On February 8th, Google released Gemini Ultra for use by the general public. This is Google’s major move into the AI industry, taking a strike at fellow giants like OpenAI, Microsoft, and Meta, creators of ChatGPT, Copilot, and the LLaMA family respectively.
This was alongside a rebranding of Google’s Bard AI into Gemini to highlight this advancement, with the Gemini service branching into two versions: Gemini and Gemini Advanced. The former provides access to Gemini Pro, the intermediate of the three model types of Gemini, and the latter provides access to Gemini Ultra, of which is only available to use if subscribed to the newly introduced paid plan, named the Google One AI Premium plan. As of February 15th, a 2-month free trial is being offered, with a $19.99 charge beyond that.

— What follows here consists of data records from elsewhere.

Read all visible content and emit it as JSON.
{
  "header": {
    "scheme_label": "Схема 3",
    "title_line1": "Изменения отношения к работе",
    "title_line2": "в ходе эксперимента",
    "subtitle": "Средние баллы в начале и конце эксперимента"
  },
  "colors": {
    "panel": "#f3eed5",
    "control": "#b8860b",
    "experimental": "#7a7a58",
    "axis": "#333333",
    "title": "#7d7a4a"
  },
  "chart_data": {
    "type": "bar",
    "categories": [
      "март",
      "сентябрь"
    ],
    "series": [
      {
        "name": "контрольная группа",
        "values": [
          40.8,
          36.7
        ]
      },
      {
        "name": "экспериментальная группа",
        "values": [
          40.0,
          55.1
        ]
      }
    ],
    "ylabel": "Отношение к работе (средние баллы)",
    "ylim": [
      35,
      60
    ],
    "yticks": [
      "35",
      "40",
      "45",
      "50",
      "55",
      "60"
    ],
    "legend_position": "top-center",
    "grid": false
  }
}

Google also announced plans to build integrations between Gemini and their suite of productivity services, like Google Docs, Gmail, Sheets, and more, which should give a seamless experience between them.
This marks a milestone in Google’s intrepid journey of getting ahead in the quickly-evolving AI race, and gaining control of the market that surrounds it. Gemini Ultra’s public distribution is preceded by a long line of research and development, from the AI that correctly interprets mistyped queries to Gemini Ultra, something Google is hoping could supersede ChatGPT. Specifically, Gemini Ultra is being pitted against OpenAI’s GPT-4, a model so advanced that it’s currently acting as the gold standard of AI.
More trouble will soon come to paradise as Google announced Gemini 1.5 on February 15th, the successor to the current Gemini 1.0 family. Gemini 1.5 uses a mixture-of-experts (MoE) structure, something GPT-4 also uses, in which the model is essentially composed of multiple smaller models that specializes in specific areas of interest. This propels performance while also maintaining efficiency, as queries would only need to evoke some of these smaller specialized models rather than one big generalist model. Gemini 1.5 The real kicker is the fact that Gemini 1.5 is able to process up to a million tokens, potentially even 10 million tokens. (Tokens are like chunks of words/data that AI processes in). According a Google blogpost, a million tokens roughly equates to “1 hour of video, 11 hours of audio, codebases with over 30,000 lines of code or over 700,000 words.” GPT-4 can process up to 128,000 tokens.
Those are only but a few details about Gemini 1.5. It’s actually public, though if by public, it meant a limited number of developers selected by a process.
Usage of Gemini Ultra through Gemini Advanced is available at gemini.google.com.